Lunch packed at home is worth the little extra effort and time it takes to make. Home-packed
lunch means fresh, tasty foods made just the way you or your child like. They are far superior in
nutrition and cost much less than pre-packaged lunches. And they can be personalized to include
treats to make them even more special.

Step 1: Plan It
♦ Keep likes and dislikes in mind when deciding what to include. It makes no sense to send
   something that won’t be eaten.
♦ Occasionally put in a new food to try. It may become a favorite!
♦ Nutritious foods provide the best fuel for growing youngsters as well as adults. Choose whole
   grains, fruits and vegetables, lean meats and low-fat dairy products. Limit sweets and foods
   high in salt. See the suggestions below for good food ideas.
♦ Involve children in deciding what to pack by giving them specific choices. For example,
   would they prefer cheddar or brick cheese, an apple or an orange?
♦ Keep lunch safe to eat by keeping it piping hot or icy cold.
            o Vacuum bottles keep food hot if pre-heated with boiling water just before filling
                with hot food.
            o Keep food cold with an ice pack or by freezing sandwiches, cartons of yogurt or
                juice boxes before packing in an insulated lunch bag. Or, send only nonperishable
                foods like peanut butter or hard cheeses, raw vegetables and fruits.

Step 2: Make It
♦ Set aside time on the weekend to pre-package small snack bags of cut up vegetables like
   cherry tomatoes, baby carrots, pepper strips, broccoli trees, and so on.
♦ Other items to pre-package are trail or snack mix, crackers, baked chips, pretzels and cereal.
♦ Make and freeze meat sandwiches up to two weeks in advance. Remember to label them.
♦ Complete lunch preparation the night before to ease time crunch in the morning. Have the
   kids help or take over this job if old enough.

Step 3: Take It
♦ Finish packing perishable items in the morning.
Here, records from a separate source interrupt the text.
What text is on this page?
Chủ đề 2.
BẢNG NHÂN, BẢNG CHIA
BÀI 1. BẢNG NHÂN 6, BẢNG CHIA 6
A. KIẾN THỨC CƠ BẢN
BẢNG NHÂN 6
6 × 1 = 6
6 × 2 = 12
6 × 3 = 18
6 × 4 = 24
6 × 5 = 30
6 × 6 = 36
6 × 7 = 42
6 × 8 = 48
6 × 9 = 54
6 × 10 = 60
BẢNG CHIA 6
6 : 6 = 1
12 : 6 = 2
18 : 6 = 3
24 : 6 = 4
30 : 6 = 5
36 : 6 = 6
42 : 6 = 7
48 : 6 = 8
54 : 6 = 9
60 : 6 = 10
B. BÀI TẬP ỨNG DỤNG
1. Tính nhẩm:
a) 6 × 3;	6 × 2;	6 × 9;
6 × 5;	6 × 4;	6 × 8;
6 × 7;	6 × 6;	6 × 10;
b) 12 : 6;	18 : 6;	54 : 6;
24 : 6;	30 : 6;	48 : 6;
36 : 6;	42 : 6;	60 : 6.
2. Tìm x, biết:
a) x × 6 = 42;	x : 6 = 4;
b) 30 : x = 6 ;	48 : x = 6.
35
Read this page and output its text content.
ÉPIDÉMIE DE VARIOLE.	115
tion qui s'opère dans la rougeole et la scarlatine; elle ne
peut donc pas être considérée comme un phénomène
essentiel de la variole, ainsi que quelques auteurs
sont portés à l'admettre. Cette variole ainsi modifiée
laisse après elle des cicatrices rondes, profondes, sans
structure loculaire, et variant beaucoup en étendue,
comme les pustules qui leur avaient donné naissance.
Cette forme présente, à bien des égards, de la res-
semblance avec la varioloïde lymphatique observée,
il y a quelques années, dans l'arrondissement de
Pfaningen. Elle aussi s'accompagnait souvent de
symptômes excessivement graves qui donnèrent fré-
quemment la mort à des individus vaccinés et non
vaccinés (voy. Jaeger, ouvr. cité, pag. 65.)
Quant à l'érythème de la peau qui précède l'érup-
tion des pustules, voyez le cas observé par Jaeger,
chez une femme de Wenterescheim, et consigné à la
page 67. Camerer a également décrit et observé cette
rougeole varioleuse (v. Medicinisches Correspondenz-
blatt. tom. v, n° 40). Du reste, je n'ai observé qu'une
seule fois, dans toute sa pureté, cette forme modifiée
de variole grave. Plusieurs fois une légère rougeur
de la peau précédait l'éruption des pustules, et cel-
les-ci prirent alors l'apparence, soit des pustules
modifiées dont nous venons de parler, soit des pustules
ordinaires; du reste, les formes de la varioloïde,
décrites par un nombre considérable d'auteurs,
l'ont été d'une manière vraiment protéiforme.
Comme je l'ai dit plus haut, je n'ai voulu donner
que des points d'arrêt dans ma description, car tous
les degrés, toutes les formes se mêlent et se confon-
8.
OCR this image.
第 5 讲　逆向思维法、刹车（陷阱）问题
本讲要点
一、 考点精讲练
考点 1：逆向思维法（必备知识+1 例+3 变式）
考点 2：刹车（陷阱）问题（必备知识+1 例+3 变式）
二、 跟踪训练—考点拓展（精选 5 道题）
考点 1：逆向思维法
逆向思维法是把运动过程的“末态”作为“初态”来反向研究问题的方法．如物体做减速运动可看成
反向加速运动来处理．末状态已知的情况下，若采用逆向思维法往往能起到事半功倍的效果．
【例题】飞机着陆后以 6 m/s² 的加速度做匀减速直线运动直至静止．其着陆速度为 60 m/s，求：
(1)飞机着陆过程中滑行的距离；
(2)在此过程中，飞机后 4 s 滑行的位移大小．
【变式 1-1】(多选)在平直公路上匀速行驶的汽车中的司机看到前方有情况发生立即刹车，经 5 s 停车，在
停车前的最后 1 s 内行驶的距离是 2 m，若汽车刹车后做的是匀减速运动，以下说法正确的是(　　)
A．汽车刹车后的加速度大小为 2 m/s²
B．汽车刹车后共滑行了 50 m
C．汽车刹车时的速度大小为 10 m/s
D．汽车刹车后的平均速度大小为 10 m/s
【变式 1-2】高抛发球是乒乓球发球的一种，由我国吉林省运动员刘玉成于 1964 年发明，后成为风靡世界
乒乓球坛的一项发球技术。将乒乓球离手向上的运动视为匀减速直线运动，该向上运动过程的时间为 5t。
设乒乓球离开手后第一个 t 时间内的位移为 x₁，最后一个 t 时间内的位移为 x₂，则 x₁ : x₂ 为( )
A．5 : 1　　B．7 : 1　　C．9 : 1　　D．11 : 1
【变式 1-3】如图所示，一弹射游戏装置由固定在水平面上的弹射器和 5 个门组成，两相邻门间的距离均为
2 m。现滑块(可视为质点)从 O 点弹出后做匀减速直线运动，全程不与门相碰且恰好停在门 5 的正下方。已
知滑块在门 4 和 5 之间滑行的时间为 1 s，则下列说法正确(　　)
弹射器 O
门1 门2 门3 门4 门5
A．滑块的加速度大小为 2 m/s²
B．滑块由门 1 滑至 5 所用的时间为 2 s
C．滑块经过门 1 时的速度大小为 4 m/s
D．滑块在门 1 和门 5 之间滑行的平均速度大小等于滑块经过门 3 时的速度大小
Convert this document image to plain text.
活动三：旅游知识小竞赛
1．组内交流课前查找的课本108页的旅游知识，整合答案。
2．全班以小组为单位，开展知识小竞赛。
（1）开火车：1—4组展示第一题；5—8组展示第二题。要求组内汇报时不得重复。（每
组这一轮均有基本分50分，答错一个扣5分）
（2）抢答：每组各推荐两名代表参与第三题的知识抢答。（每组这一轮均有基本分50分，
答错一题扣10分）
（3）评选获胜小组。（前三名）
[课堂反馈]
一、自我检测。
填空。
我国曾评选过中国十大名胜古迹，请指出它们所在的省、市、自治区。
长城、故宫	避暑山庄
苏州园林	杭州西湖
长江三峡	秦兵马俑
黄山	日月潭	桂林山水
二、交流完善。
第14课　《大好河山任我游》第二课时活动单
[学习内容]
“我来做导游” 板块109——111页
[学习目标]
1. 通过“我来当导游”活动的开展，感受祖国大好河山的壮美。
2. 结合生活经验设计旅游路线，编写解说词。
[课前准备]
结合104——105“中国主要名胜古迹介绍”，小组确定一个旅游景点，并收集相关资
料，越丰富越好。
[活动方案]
An insulated bag will help everything stay
   cold and safe until lunch time if a cold pack or frozen item is included.
♦ Include paper napkins, plastic spoons or other utensils to make it easy to eat neatly. An
   occasional note or cartoon will be a pleasant reminder of home. Hand wipes remind that
   hands should be washed before lunch.
♦ Sticky notes on the front door, backpack or bathroom mirror serve as reminders so lunch is
   not left behind in the rush to get out the door.


Food Suggestions

Sandwiches and More
♦ Use whole grain breads and crackers—100% whole wheat bread, whole wheat tortillas and
  pita bread, multi-grain crackers.
♦ Make homemade Lunchables by cutting meat and cheese into small squares and sending with
  crackers.
♦ Make wraps with whole wheat tortillas spread with peanut butter and jelly or deli meats, a
  thin layer of mayo and lettuce.
♦ Cut leftover cooked chicken into strips and pack with dippers like barbecue sauce, honey
  mustard or low fat ranch dressing.
♦ Make sandwiches with leftover waffles and pancakes. Peanut butter and jelly is especially
  good.
♦ Leftover cooked hamburgers, meat loaf, roast beef or pork also make excellent sandwiches.
  Younger children may have trouble chewing roast beef and pork.
♦ Send cheese slices or cubes or string cheese with grapes, apples or other fruit. Dip light
  colored fruit like apple slices in orange juice or brush lightly with lemon juice to prevent
  browning.
♦ Peel and bag whole hard cooked eggs for younger children.


Satisfying Sides
♦ Send a small container of low fat ranch dressing as a dip with raw vegetables. Go beyond
   carrots and celery sticks to cauliflower, broccoli, sugar snap peas, jicama, zucchini.
♦ Bag up dried fruit with nuts or seeds and maybe some cereal O’s or squares.
♦ Cole slaw, potato salad and pasta salad are good for lunch. Remember the fork.
♦ Buy or make individual pudding or fruit cups.
♦ Wrap washed and dried lettuce or spinach leaves in a paper towel to add to sandwiches at
   lunchtime.
♦ Whole fresh fruit like apples and oranges are easy for older children and adults to handle.
   Younger children may need oranges peeled and sectioned in a baggy, apples cored and sliced
   (see note above about preventing browning).
♦ An occasional sweet treat of cookies or cupcake is fine, especially if they are made with more
   nutritious ingredients like oatmeal cookies, fig bars or carrot cake.


Thirst Quenchers
♦ Milk is the ideal beverage as it supplies important calcium to build and maintain healthy
  bones for kids and adults. Fat free skim milk is the best choice, but even flavored milks are
  good choices.
♦ Fruit juices labeled as 100% fruit juice are good choices for an occasional change. They are
  more nutritious than fruit drinks or punches, but still fairly high in sugar.
♦ Sports drinks and other fruit-flavored drinks or soft drinks are high in sugar (about 9
  teaspoons in 12 ounces) and could be saved for an occasional treat at home.